The Court of Appeal held when dismissing the appeal of the claimants, Abdel Mahmoud Al-Koronky and Hanan Ibrahim Mohammed, who were resident in Sudan, against a decision of Eady J on 29 July 2005 [2005] EWHC 1688(QB), inter alia, to order them to put up £375,000 security for the costs of the defendants, Time Life Entertainment Group Ltd and Damien Lewis, in an action for libel.
SEDLEY LJ, giving the judgment of the court, said that the court must not order security in a sum which it knew the claimant could not afford: the principle of affordability. A claimant resident abroad who wanted to ensure that any security he was required to put up was within his means must be full and candid in setting out what his means were. The court still needed to scrutinise as much as it was told with a critical eye and to note any unexplained gaps in the information volunteered or in the documentary support for it. Once satisfied that the claimant ought to put up security the court would find itself in one of two situations. Either it would be satisfied that it probably had a full account of the resources available to the claimant in which case it could calculate with reasonable confidence how much the claimant could afford to put up; or it would not be satisfied and so could not make the calculation.
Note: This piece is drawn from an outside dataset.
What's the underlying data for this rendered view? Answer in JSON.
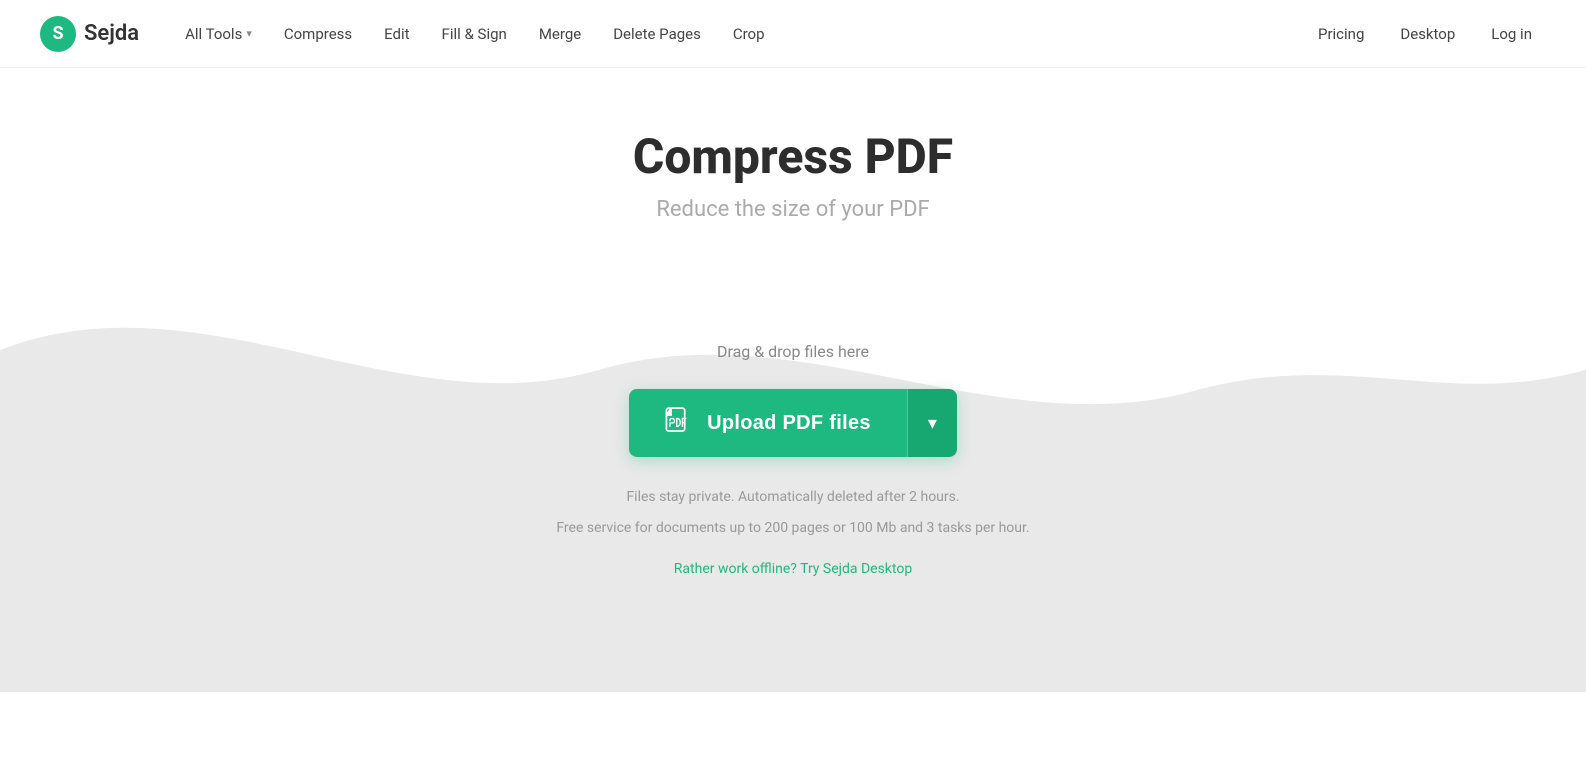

It did not follow in the latter situation that the court must go straight to the amount sought by the defendant and, having pruned it of anything which appeared excessive or disproportionate, fix that as security. There was a middle way to set an amount which represented the court’s best estimate of what the claimant, despite having been insufficiently candid , could afford.
Such a power resided in the court’s discretion rather than in legal principle. Article 6 of the Convention for the Protection of Human Rights and Fundamental Freedoms had a bearing on the issue by virtue of section 3(1) of the Human Rights Act 1998. The domestic obligation to read CPR r 25.13 conformably with the law of the Convention was met. A party’s entry into a conditional fee arrangement with his solicitor had by itself no impact on the case for or against making an order for security for costs. What might matter, however, was what insurance the claimant had obtained against the eventuality of having to pay the defendant’s costs. A claimant with satisfactory after-the- event insurance might be able to resist an order to put up security on the grounds that his insurance cover gave the defendant sufficient protection. The judge had been entitled to order security for costs and had set a suitable sum in the exercise of his discretion.